London, October 20, 1861.
For months the leading weekly and daily papers of the London press have been reiterating the same litany on the American Civil War. While they insult the free states of the North, they anxiously defend themselves against the suspicion of sympathizing with the slave states of the South. In fact, they continually write two articles: one article, in which they attack the North, and another article, in which they excuse their attacks on the North. Qui s’excuse s’accuse.
In essence the extenuating arguments read: The war between the North and South is a tariff war. The war is, further, not for any principle, does not touch the question of slavery and in fact turns on Northern lust for sovereignty. Finally, even if justice is on the side of the North , does it not remain a vain endeavor to want to subjugate eight million Anglo-Saxons by force! Would not the separation of the South release the North from all connection with Negro slavery and assure to it, with its twenty million inhabitants and its vast territory, a higher, hitherto scarcely dreamt of, development? Accordingly must not the North welcome secession as a happy event, instead of wanting to put it down by a bloody and futile civil war?
Point by point we will probe the plaidoyer of the English press.

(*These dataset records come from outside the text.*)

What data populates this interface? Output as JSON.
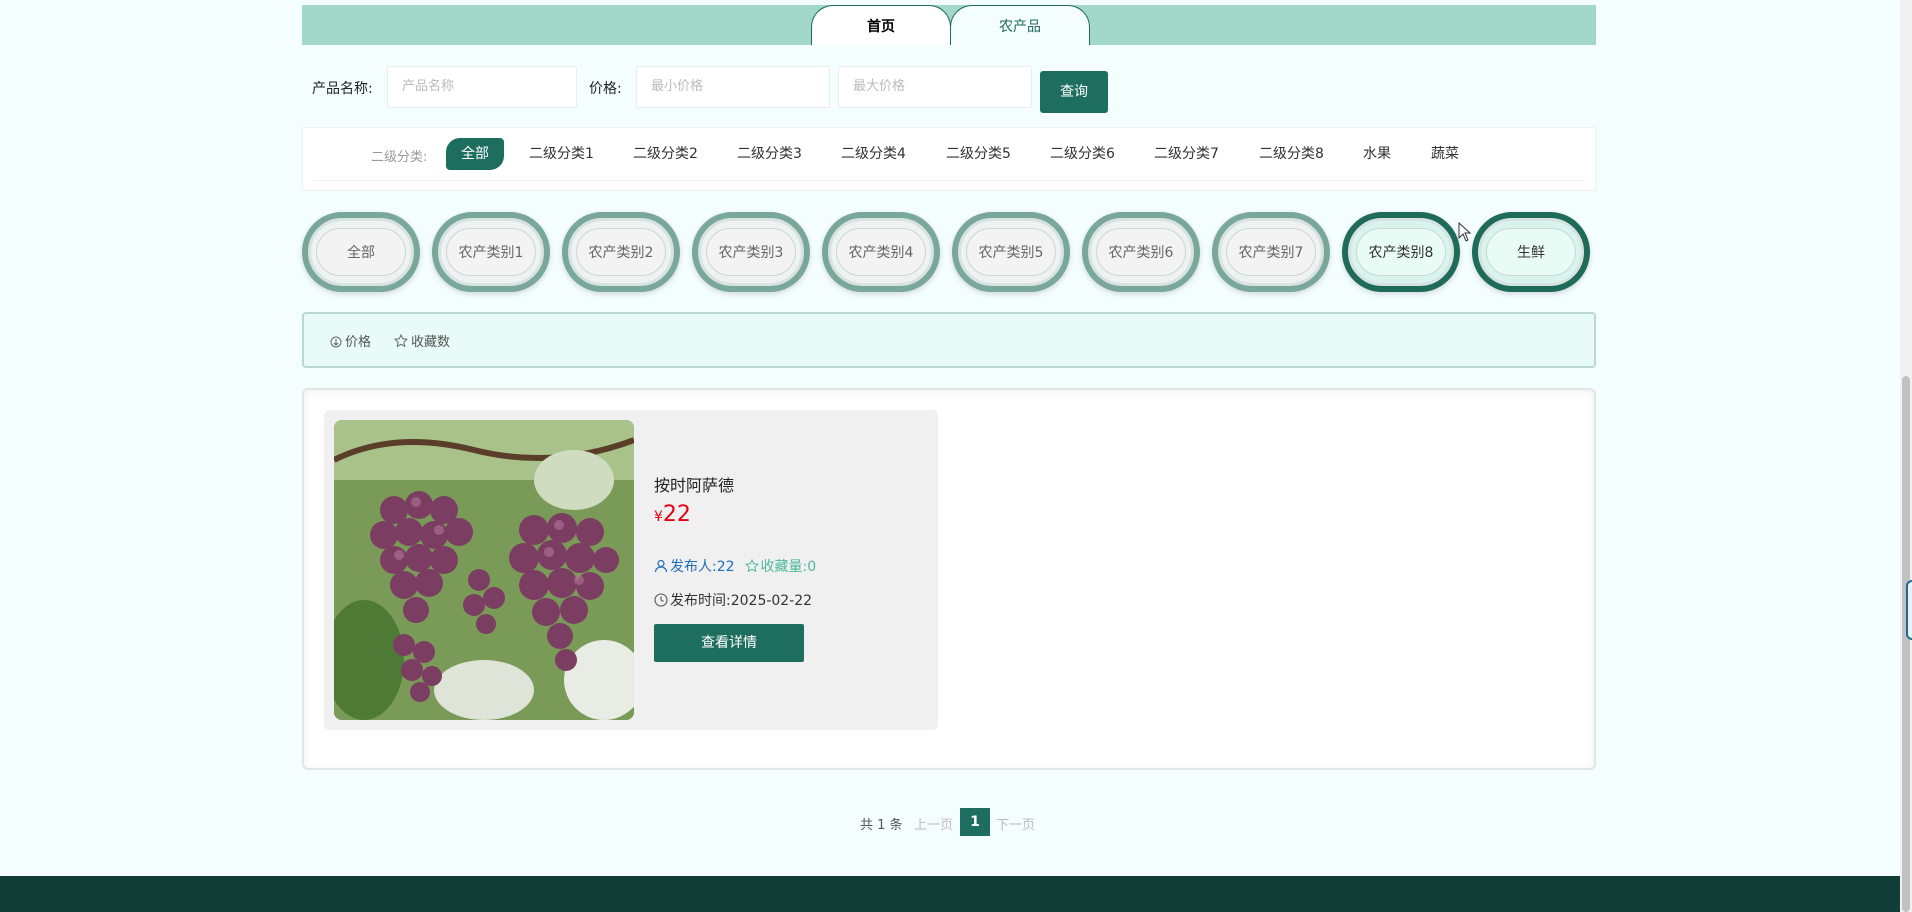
{
  "nav": {
    "tabs": [
      {
        "label": "首页"
      },
      {
        "label": "农产品"
      }
    ]
  },
  "search": {
    "name_label": "产品名称:",
    "name_placeholder": "产品名称",
    "price_label": "价格:",
    "min_placeholder": "最小价格",
    "max_placeholder": "最大价格",
    "query_label": "查询"
  },
  "subcategory": {
    "label": "二级分类:",
    "items": [
      "全部",
      "二级分类1",
      "二级分类2",
      "二级分类3",
      "二级分类4",
      "二级分类5",
      "二级分类6",
      "二级分类7",
      "二级分类8",
      "水果",
      "蔬菜"
    ],
    "active": "全部"
  },
  "categories": [
    "全部",
    "农产类别1",
    "农产类别2",
    "农产类别3",
    "农产类别4",
    "农产类别5",
    "农产类别6",
    "农产类别7",
    "农产类别8",
    "生鲜"
  ],
  "sort": {
    "price": "价格",
    "favorites": "收藏数"
  },
  "products": [
    {
      "name": "按时阿萨德",
      "currency": "¥",
      "price": "22",
      "publisher": "发布人:22",
      "favorites": "收藏量:0",
      "publish_time": "发布时间:2025-02-22",
      "detail_label": "查看详情",
      "image": "grapes-photo"
    }
  ],
  "pagination": {
    "total": "共 1 条",
    "prev": "上一页",
    "current": "1",
    "next": "下一页"
  },
  "colors": {
    "primary": "#1e6e5f",
    "nav_bg": "#a1d8c8",
    "price": "#e60012",
    "footer": "#123e37"
  }
}
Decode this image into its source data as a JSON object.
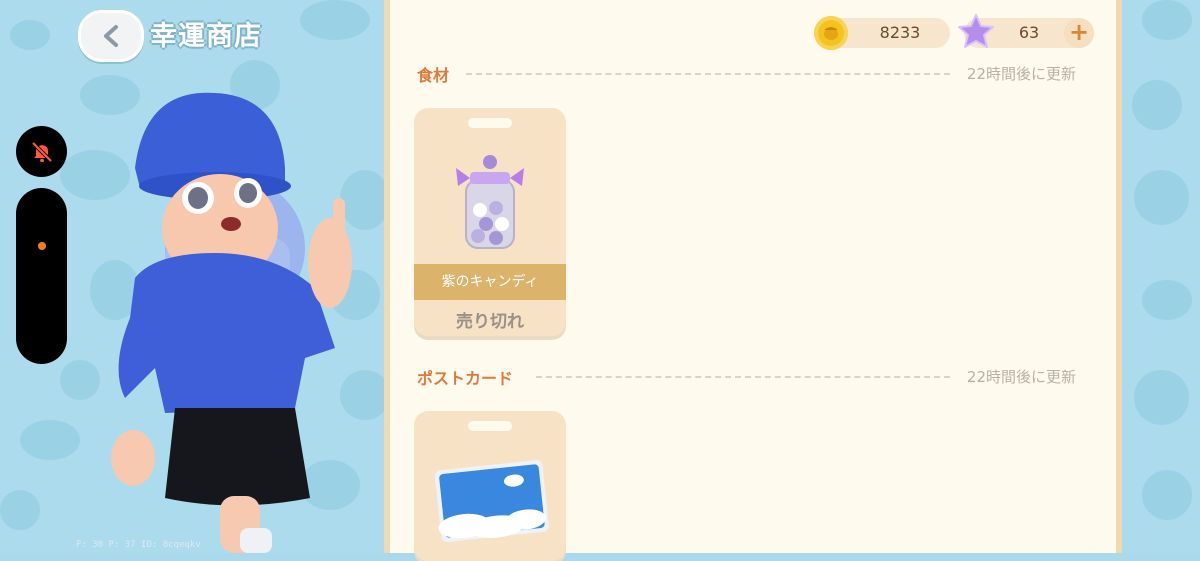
{
  "header": {
    "title": "幸運商店"
  },
  "currency": {
    "coins": "8233",
    "stars": "63",
    "add_label": "+"
  },
  "sections": [
    {
      "title": "食材",
      "refresh": "22時間後に更新",
      "items": [
        {
          "name": "紫のキャンディ",
          "status": "売り切れ"
        }
      ]
    },
    {
      "title": "ポストカード",
      "refresh": "22時間後に更新",
      "items": [
        {
          "name": ""
        }
      ]
    }
  ],
  "debug_text": "F: 30   P: 37   ID: 8cqeqkv",
  "icons": {
    "back": "chevron-left-icon",
    "mute": "bell-off-icon",
    "coin": "acorn-coin-icon",
    "star": "star-icon"
  },
  "colors": {
    "accent": "#e07a3a",
    "panel_bg": "#fefaee",
    "side_bg": "#abdbec",
    "label_gold": "#dbb36a",
    "mute_red": "#ff5a3c"
  }
}
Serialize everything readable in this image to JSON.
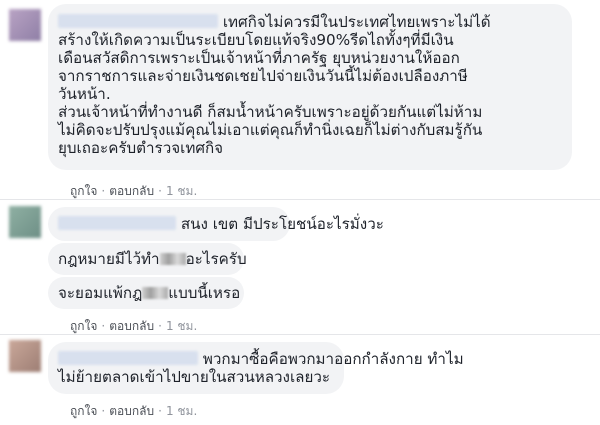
{
  "comments": [
    {
      "lines": [
        "เทศกิจไม่ควรมีในประเทศไทยเพราะไม่ได้",
        "สร้างให้เกิดความเป็นระเบียบโดยแท้จริง90%รีดไถทั้งๆที่มีเงิน",
        "เดือนสวัสดิการเพราะเป็นเจ้าหน้าที่ภาครัฐ ยุบหน่วยงานให้ออก",
        "จากราชการและจ่ายเงินชดเชยไปจ่ายเงินวันนี้ไม่ต้องเปลืองภาษี",
        "วันหน้า.",
        "ส่วนเจ้าหน้าที่ทำงานดี ก็สมน้ำหน้าครับเพราะอยู่ด้วยกันแต่ไม่ห้าม",
        "ไม่คิดจะปรับปรุงแม้คุณไม่เอาแต่คุณก็ทำนิ่งเฉยก็ไม่ต่างกับสมรู้กัน",
        "ยุบเถอะครับตำรวจเทศกิจ"
      ],
      "like": "ถูกใจ",
      "reply": "ตอบกลับ",
      "time": "1 ชม."
    },
    {
      "line1": "สนง เขต มีประโยชน์อะไรมั่งวะ",
      "line2_before": "กฎหมายมีไว้ทำ",
      "line2_after": "อะไรครับ",
      "line3_before": "จะยอมแพ้กฎ",
      "line3_after": "แบบนี้เหรอ",
      "like": "ถูกใจ",
      "reply": "ตอบกลับ",
      "time": "1 ชม."
    },
    {
      "lines": [
        "พวกมาซื้อคือพวกมาออกกำลังกาย ทำไม",
        "ไม่ย้ายตลาดเข้าไปขายในสวนหลวงเลยวะ"
      ],
      "like": "ถูกใจ",
      "reply": "ตอบกลับ",
      "time": "1 ชม."
    }
  ]
}
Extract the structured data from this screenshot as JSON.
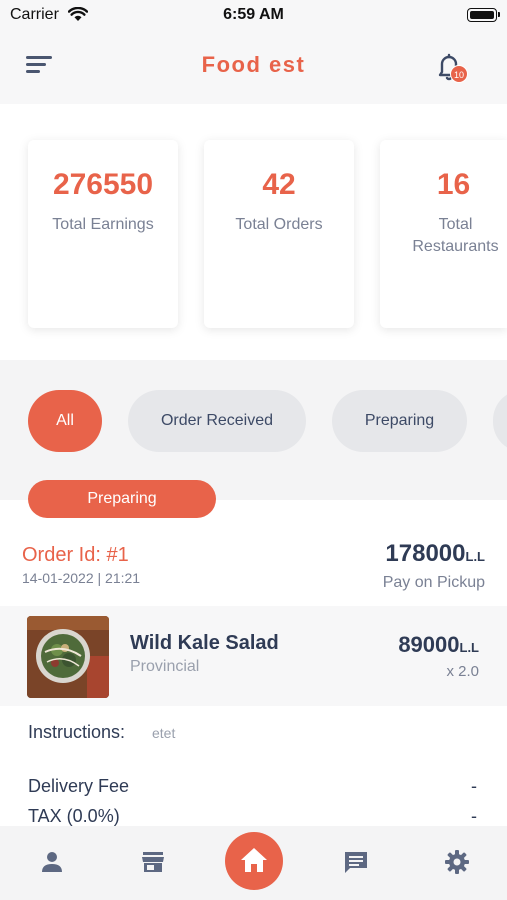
{
  "status_bar": {
    "carrier": "Carrier",
    "time": "6:59 AM"
  },
  "header": {
    "title": "Food est",
    "notification_count": "10"
  },
  "stats": [
    {
      "value": "276550",
      "label": "Total Earnings"
    },
    {
      "value": "42",
      "label": "Total Orders"
    },
    {
      "value": "16",
      "label": "Total Restaurants"
    }
  ],
  "filters": [
    "All",
    "Order Received",
    "Preparing"
  ],
  "order": {
    "status": "Preparing",
    "id": "Order Id: #1",
    "datetime": "14-01-2022 | 21:21",
    "total": "178000",
    "currency": "L.L",
    "payment": "Pay on Pickup",
    "item": {
      "name": "Wild Kale Salad",
      "restaurant": "Provincial",
      "price": "89000",
      "qty": "x 2.0"
    },
    "instructions_label": "Instructions:",
    "instructions": "etet",
    "delivery_fee_label": "Delivery Fee",
    "delivery_fee": "-",
    "tax_label": "TAX (0.0%)",
    "tax": "-"
  },
  "colors": {
    "accent": "#e8634a",
    "text": "#2f3b55",
    "muted": "#7a8194"
  },
  "tabbar": [
    "person-icon",
    "store-icon",
    "home-icon",
    "chat-icon",
    "gear-icon"
  ]
}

The war between North and South — so runs the first excuse — is a mere tariff war, a war between a protection system and a free trade system, and England naturally stands on the side of free trade. Shall the slaveowner enjoy the fruits of slave labor in their entirety or shall he be cheated of a portion of these by the protectionists of the North? That is the question which is at issue in this war. It was reserved for The Times to make this brilliant discovery. The Economist, The Examiner, The Saturday Review and tutti quanti expounded the theme further. It is characteristic of this discovery that it was made, not in Charleston, but in London. Naturally, in America everyone knew that from 1846 to 1861 a free trade system prevailed, and that Representative Morrill carried his protectionist tariff in Congress only in 1861, after the rebellion had already broken out. Secession, therefore, did not take place because the Morrill tariff had gone through Congress, but, at most, the Morrill tariff went through Congress because secession had taken place. When South Carolina had its first attack of secession in 1831, the protectionist tariff of 1828 served her, to be sure, as a pretext, but also only as a pretext, as is known from a statement of General Jackson. This time, however, the old pretext has in fact not been repeated. In the Secession Congress at Montgomery all reference to the tariff question was avoided, because the cultivation of sugar in Louisiana, one of the most influential Southern states, depends entirely on protection.